アナマガ

どちらかというと シッカリ書きたい人のためのコーナー 10年以上の渡り、続いてきたアナルームニュースの中で 好例の連載企画を「コラム」という形で集めました。 個性あふれるラインアップ!ブログとはひと味違う魅力をお楽しみください!

アナルームニュース 2009年04月07日号

吉崎アナの「2008年・演劇てんこてん」

編集員 モモンガ【編集員 モモンガ】
アナマガ+plusのブログ【きょうのぬかどこ】で、2年にわたり季節感あふれる
素敵な文章を書いてくれている吉崎アナ(通称:てんこさん)♪
大のお芝居好きであるのは、もう周知の事実ですよね。(^^)/
それでは、恒例 吉崎アナ『てんこてん2008年版』をどうぞ!

10位 「幸せ最高ありがとうマジで!」 (11・8 パルコ劇場)
 本谷有希子作・演出の舞台、初めて見ました。遅いよ!・・・・・と一人突っ込むわたくし。永作博美いいですねえ。顔ちっちゃくて、足細くて。「華奢」って彼女のような女優さんのためにあるようなことば。再確認しておきますが、女優という仕事は、一般人と、著しく容姿が差別化されていることが大切です。
 さて、ストーリーはといいますと、新聞販売所に突然「愛人」と名乗ってやってきた女 (永作)をめぐり、販売所一家の隠された秘密が次々と明らかに・・・・。
所長夫人の広岡由里子いい!うまい!どこにでもいそうな普通のオバサン風の容貌に潜む狂気は、このひとピカイチです!そして、所長の梶原善。崩れ方がこれまたいい。
本谷有希子の経験してきた「狂気」。そしてその狂気との折り合いのつけ方、劇的表現は、相当に面白かった。これは、関連書物を読んで書いたものではなく、彼女が経験したものだと確信しているのですが、いかがなものでしょうか。
9位 「表と裏と、その向こう」 イキウメ (7・2 紀伊国屋ホール)
作・演出 前川知大
 作者は、理科系頭脳タイプなのだろうか。設定は、ユビキタス特区に住む人間たちを描いている。ID認証で完全に管理されている怖い町。舞台装置の不安定な角度が不確実さと未来へのつながりを感じさせる。主人公の恋人役の女子大生が自殺してしまうことによって、かすかに見えてきた将来への期待を、断ち切られてしまった感があり、そこに残念な思いが残る。意欲作であることや、新世代を実感させる作者の存在感は大きい。次回作に期待したい。
8位 「GOOD NIGHT SLEEP TIGHT」 (12・14 パルコ劇場)
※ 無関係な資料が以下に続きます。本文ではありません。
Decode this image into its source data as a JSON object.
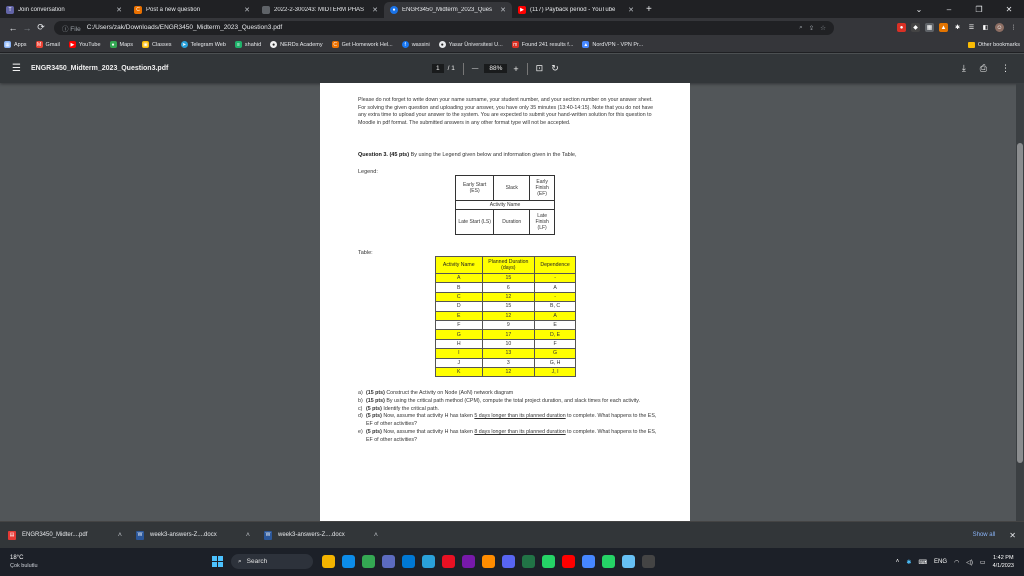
{
  "tabs": [
    {
      "label": "Join conversation",
      "icon": "teams-icon",
      "color": "#6264a7"
    },
    {
      "label": "Post a new question",
      "icon": "chegg-icon",
      "color": "#eb7100"
    },
    {
      "label": "2022-2-300243: MIDTERM PHAS",
      "icon": "blank-icon",
      "color": "#5f6368"
    },
    {
      "label": "ENGR3450_Midterm_2023_Ques",
      "icon": "chrome-icon",
      "color": "#1a73e8",
      "active": true
    },
    {
      "label": "(117) Payback period - YouTube",
      "icon": "youtube-icon",
      "color": "#ff0000"
    }
  ],
  "window_controls": {
    "minimize": "–",
    "restore": "❐",
    "close": "✕"
  },
  "address": {
    "protocol_label": "ⓘ File",
    "url": "C:/Users/zak/Downloads/ENGR3450_Midterm_2023_Question3.pdf"
  },
  "bookmarks": [
    {
      "label": "Apps",
      "icon": "apps-icon",
      "color": "#8ab4f8"
    },
    {
      "label": "Gmail",
      "icon": "gmail-icon",
      "color": "#ea4335"
    },
    {
      "label": "YouTube",
      "icon": "youtube-icon",
      "color": "#ff0000"
    },
    {
      "label": "Maps",
      "icon": "maps-icon",
      "color": "#34a853"
    },
    {
      "label": "Classes",
      "icon": "classes-icon",
      "color": "#fbbc04"
    },
    {
      "label": "Telegram Web",
      "icon": "telegram-icon",
      "color": "#2aa1da"
    },
    {
      "label": "shahid",
      "icon": "shahid-icon",
      "color": "#1fb36b"
    },
    {
      "label": "NERDs Academy",
      "icon": "nerds-icon",
      "color": "#f1f1f1"
    },
    {
      "label": "Get Homework Hel...",
      "icon": "chegg-icon",
      "color": "#eb7100"
    },
    {
      "label": "wassini",
      "icon": "facebook-icon",
      "color": "#1877f2"
    },
    {
      "label": "Yasar Üniversitesi U...",
      "icon": "yasar-icon",
      "color": "#e8eaed"
    },
    {
      "label": "Found 241 results f...",
      "icon": "results-icon",
      "color": "#d93025"
    },
    {
      "label": "NordVPN - VPN Pr...",
      "icon": "nordvpn-icon",
      "color": "#4687ff"
    }
  ],
  "other_bookmarks": "Other bookmarks",
  "pdf": {
    "title": "ENGR3450_Midterm_2023_Question3.pdf",
    "page_current": "1",
    "page_total": "/ 1",
    "zoom": "88%",
    "minus": "—",
    "plus": "+"
  },
  "document": {
    "intro": "Please do not forget to write down your name surname, your student number, and your section number on your answer sheet. For solving the given question and uploading your answer, you have only 35 minutes (13:40-14:15). Note that you do not have any extra time to upload your answer to the system. You are expected to submit your hand-written solution for this question to Moodle in pdf format. The submitted answers in any other format type will not be accepted.",
    "question_label": "Question 3. (45 pts)",
    "question_text": " By using the Legend given below and information given in the Table,",
    "legend_label": "Legend:",
    "legend": {
      "early_start": "Early Start (ES)",
      "slack": "Slack",
      "early_finish": "Early Finish (EF)",
      "activity_name": "Activity Name",
      "late_start": "Late Start (LS)",
      "duration": "Duration",
      "late_finish": "Late Finish (LF)"
    },
    "table_label": "Table:",
    "table": {
      "headers": [
        "Activity Name",
        "Planned Duration (days)",
        "Dependence"
      ],
      "rows": [
        [
          "A",
          "15",
          "-"
        ],
        [
          "B",
          "6",
          "A"
        ],
        [
          "C",
          "12",
          "-"
        ],
        [
          "D",
          "15",
          "B, C"
        ],
        [
          "E",
          "12",
          "A"
        ],
        [
          "F",
          "9",
          "E"
        ],
        [
          "G",
          "17",
          "D, E"
        ],
        [
          "H",
          "10",
          "F"
        ],
        [
          "I",
          "13",
          "G"
        ],
        [
          "J",
          "3",
          "G, H"
        ],
        [
          "K",
          "12",
          "J, I"
        ]
      ]
    },
    "tasks": [
      {
        "key": "a)",
        "pts": "(15 pts)",
        "text": " Construct the Activity on Node (AoN) network diagram"
      },
      {
        "key": "b)",
        "pts": "(15 pts)",
        "text": " By using the critical path method (CPM), compute the total project duration, and slack times for each activity."
      },
      {
        "key": "c)",
        "pts": "(5 pts)",
        "text": " Identify the critical path."
      },
      {
        "key": "d)",
        "pts": "(5 pts)",
        "text_pre": " Now, assume that activity H has taken ",
        "text_ul": "5 days longer than its planned duration",
        "text_post": " to complete. What happens to the ES, EF of other activities?"
      },
      {
        "key": "e)",
        "pts": "(5 pts)",
        "text_pre": " Now, assume that activity H has taken ",
        "text_ul": "8 days longer than its planned duration",
        "text_post": " to complete. What happens to the ES, EF of other activities?"
      }
    ]
  },
  "downloads": [
    {
      "label": "ENGR3450_Midter....pdf",
      "icon": "pdf-icon",
      "color": "#e53935"
    },
    {
      "label": "week3-answers-Z....docx",
      "icon": "word-icon",
      "color": "#2b579a"
    },
    {
      "label": "week3-answers-Z....docx",
      "icon": "word-icon",
      "color": "#2b579a"
    }
  ],
  "show_all": "Show all",
  "weather": {
    "temp": "18°C",
    "desc": "Çok bulutlu"
  },
  "taskbar": {
    "search_label": "Search",
    "icons": [
      {
        "name": "file-explorer-icon",
        "color": "#f4b400"
      },
      {
        "name": "edge-icon",
        "color": "#0c8ce9"
      },
      {
        "name": "chrome-icon",
        "color": "#34a853"
      },
      {
        "name": "store-icon",
        "color": "#5c6bc0"
      },
      {
        "name": "mail-icon",
        "color": "#0078d4"
      },
      {
        "name": "telegram-icon",
        "color": "#2aa1da"
      },
      {
        "name": "opera-icon",
        "color": "#e81123"
      },
      {
        "name": "onenote-icon",
        "color": "#7719aa"
      },
      {
        "name": "media-icon",
        "color": "#ff8c00"
      },
      {
        "name": "discord-icon",
        "color": "#5865f2"
      },
      {
        "name": "excel-icon",
        "color": "#217346"
      },
      {
        "name": "whatsapp-icon",
        "color": "#25d366"
      },
      {
        "name": "youtube-icon",
        "color": "#ff0000"
      },
      {
        "name": "vpn-icon",
        "color": "#4687ff"
      },
      {
        "name": "whatsapp2-icon",
        "color": "#25d366"
      },
      {
        "name": "steam-icon",
        "color": "#66c0f4"
      },
      {
        "name": "obs-icon",
        "color": "#444"
      }
    ],
    "lang": "ENG",
    "time": "1:42 PM",
    "date": "4/1/2023"
  }
}
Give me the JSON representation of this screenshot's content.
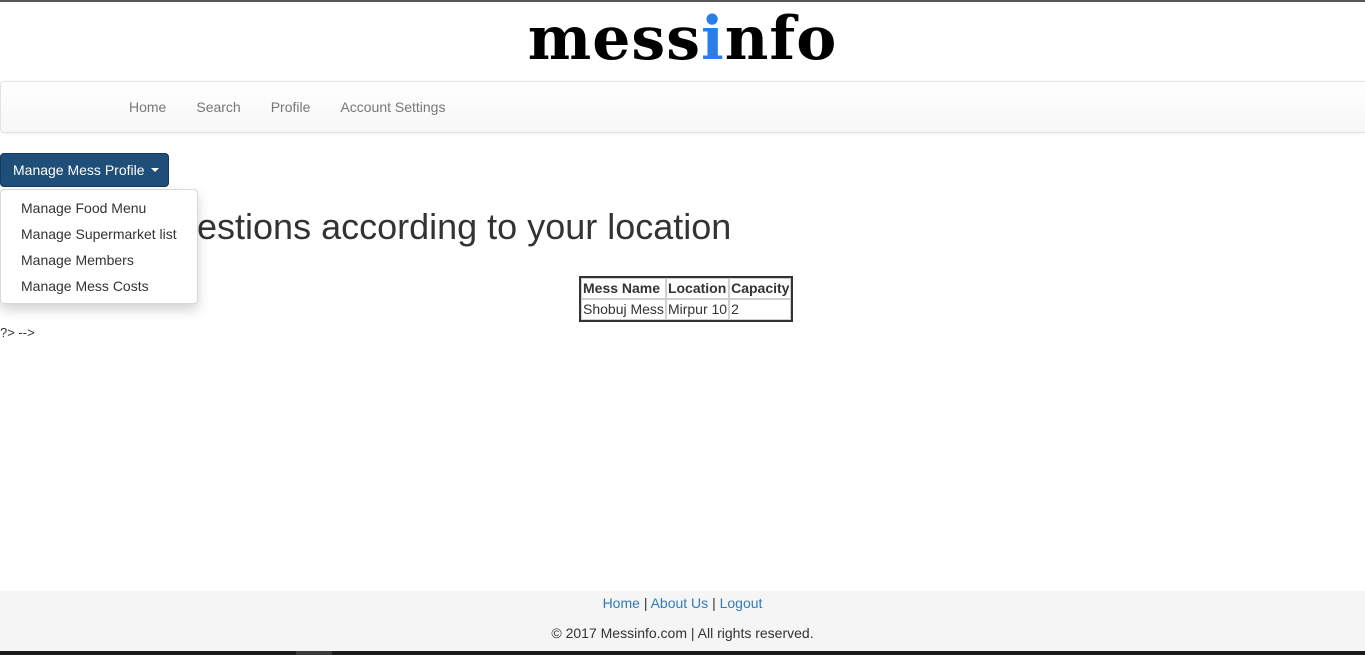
{
  "logo": {
    "prefix": "mess",
    "highlight": "i",
    "suffix": "nfo"
  },
  "nav": {
    "items": [
      "Home",
      "Search",
      "Profile",
      "Account Settings"
    ]
  },
  "manage_button": {
    "label": "Manage Mess Profile"
  },
  "dropdown": {
    "items": [
      "Manage Food Menu",
      "Manage Supermarket list",
      "Manage Members",
      "Manage Mess Costs"
    ]
  },
  "heading": "estions according to your location",
  "stray_text": "?> -->",
  "table": {
    "headers": [
      "Mess Name",
      "Location",
      "Capacity"
    ],
    "rows": [
      [
        "Shobuj Mess",
        "Mirpur 10",
        "2"
      ]
    ]
  },
  "footer": {
    "links": [
      "Home",
      "About Us",
      "Logout"
    ],
    "separator": "|",
    "copyright": "© 2017 Messinfo.com | All rights reserved."
  },
  "colors": {
    "accent_blue": "#2b7de9",
    "button_bg": "#1f4e79",
    "link": "#337ab7"
  }
}
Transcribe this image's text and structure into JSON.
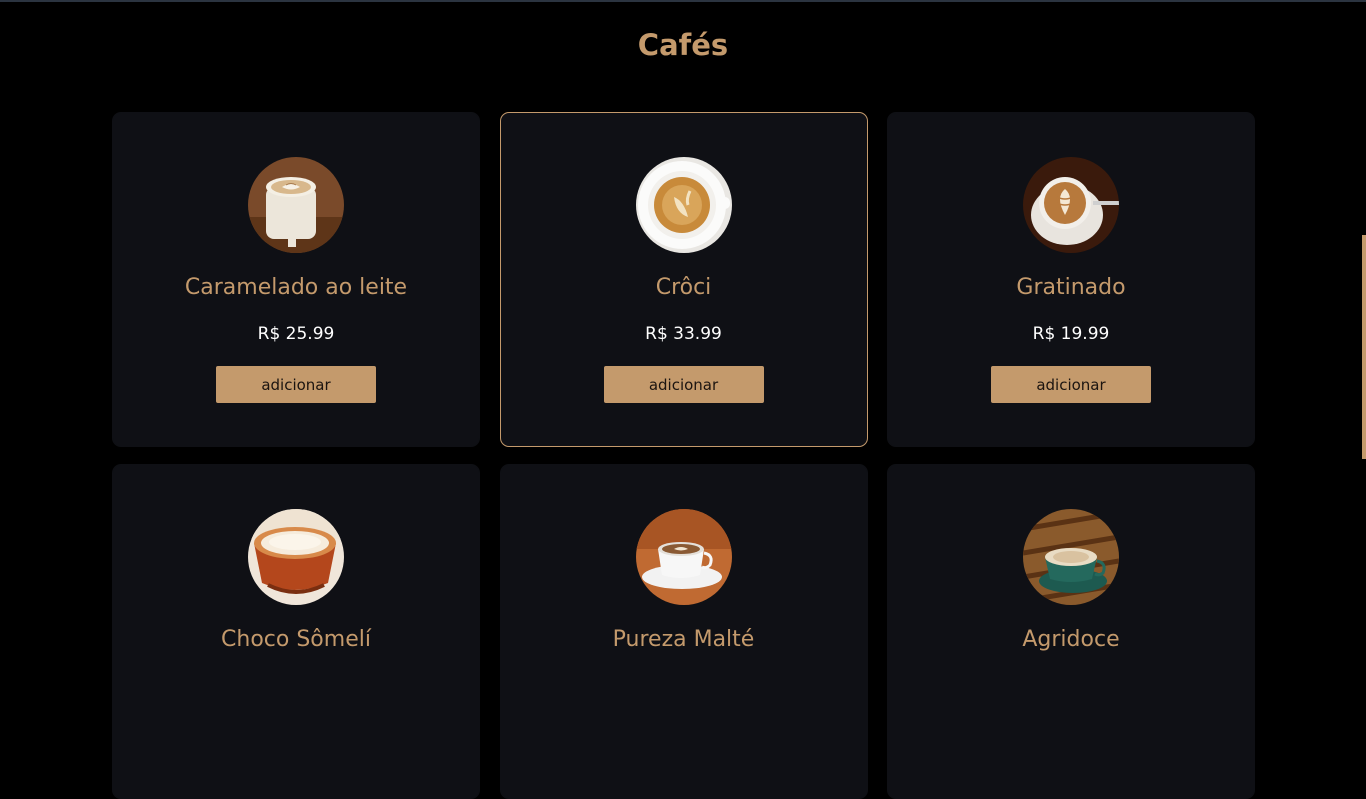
{
  "page": {
    "title": "Cafés"
  },
  "products": [
    {
      "name": "Caramelado ao leite",
      "price": "R$ 25.99",
      "button": "adicionar",
      "image": "latte-art-mug-icon",
      "selected": false
    },
    {
      "name": "Crôci",
      "price": "R$ 33.99",
      "button": "adicionar",
      "image": "cappuccino-cup-icon",
      "selected": true
    },
    {
      "name": "Gratinado",
      "price": "R$ 19.99",
      "button": "adicionar",
      "image": "latte-art-cup-icon",
      "selected": false
    },
    {
      "name": "Choco Sômelí",
      "price": "",
      "button": "",
      "image": "mocha-cup-icon",
      "selected": false
    },
    {
      "name": "Pureza Malté",
      "price": "",
      "button": "",
      "image": "white-coffee-cup-icon",
      "selected": false
    },
    {
      "name": "Agridoce",
      "price": "",
      "button": "",
      "image": "green-coffee-cup-icon",
      "selected": false
    }
  ],
  "colors": {
    "accent": "#c49a6c",
    "background": "#000000",
    "card": "#0f1015",
    "text": "#ffffff"
  }
}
 舞台に、たったふたつのベッドが置かれた二人芝居。この装置が、くっついたり離れたりしながらその時々の距離感を表しつつ、夫婦の30年間を描く作品。戸田恵子・中井貴一という抜群にうまい役者さんが演じるものだから、もう休憩なしの二時間はあっという間。作者の三谷幸喜が描く夫婦は、男が情けなくてウエッティで、女は、きっぱりしっかり骨太に生きていくタイプ。これは三谷氏の実生活が、かなり反映しているのではないでしょうか?きっとカップルで見た人たちは(うちもだけど)ああ、うちとはここが違う、あそこは共感する、などと感じるのだろうなあ。
 さて、リクガメ。夫婦が飼うペットとして、舞台にリクガメ(おもちゃ)が登場する。わが夫の友人で、このストーリーのように、家でリクガメを飼っている夫婦がいる。もしかすると、彼らと三谷さんが知り合いなのかと疑い、パンフを購入したら、実際に飼っているのは、俳優の佐藤浩市であり、数々のエピソードはここから生まれたらしいことが判明。世の中に、他にもこんな人がいるのか、と二度びっくり!いずれも買ったときは5、6センチであったのに、いつの間にか30センチを超えるサイズになったそうである。友人夫婦は、何頭ものカメが食べるオオバコの葉をつむために、毎日公園に出かけるそうだ。手がかからないと思って飼い始めたカメが、意外と大変なことになってしまったと、それでも嬉しそうに目を細めながら語っていたのが印象的だった。気持ちがほとんど伝わらない(らしい)カメ、夫婦の鎹(かすがい)にもならない(らしい)カメ、飼ってみないことには、その魅力は、とうてい分からないのかもしれない・・・・。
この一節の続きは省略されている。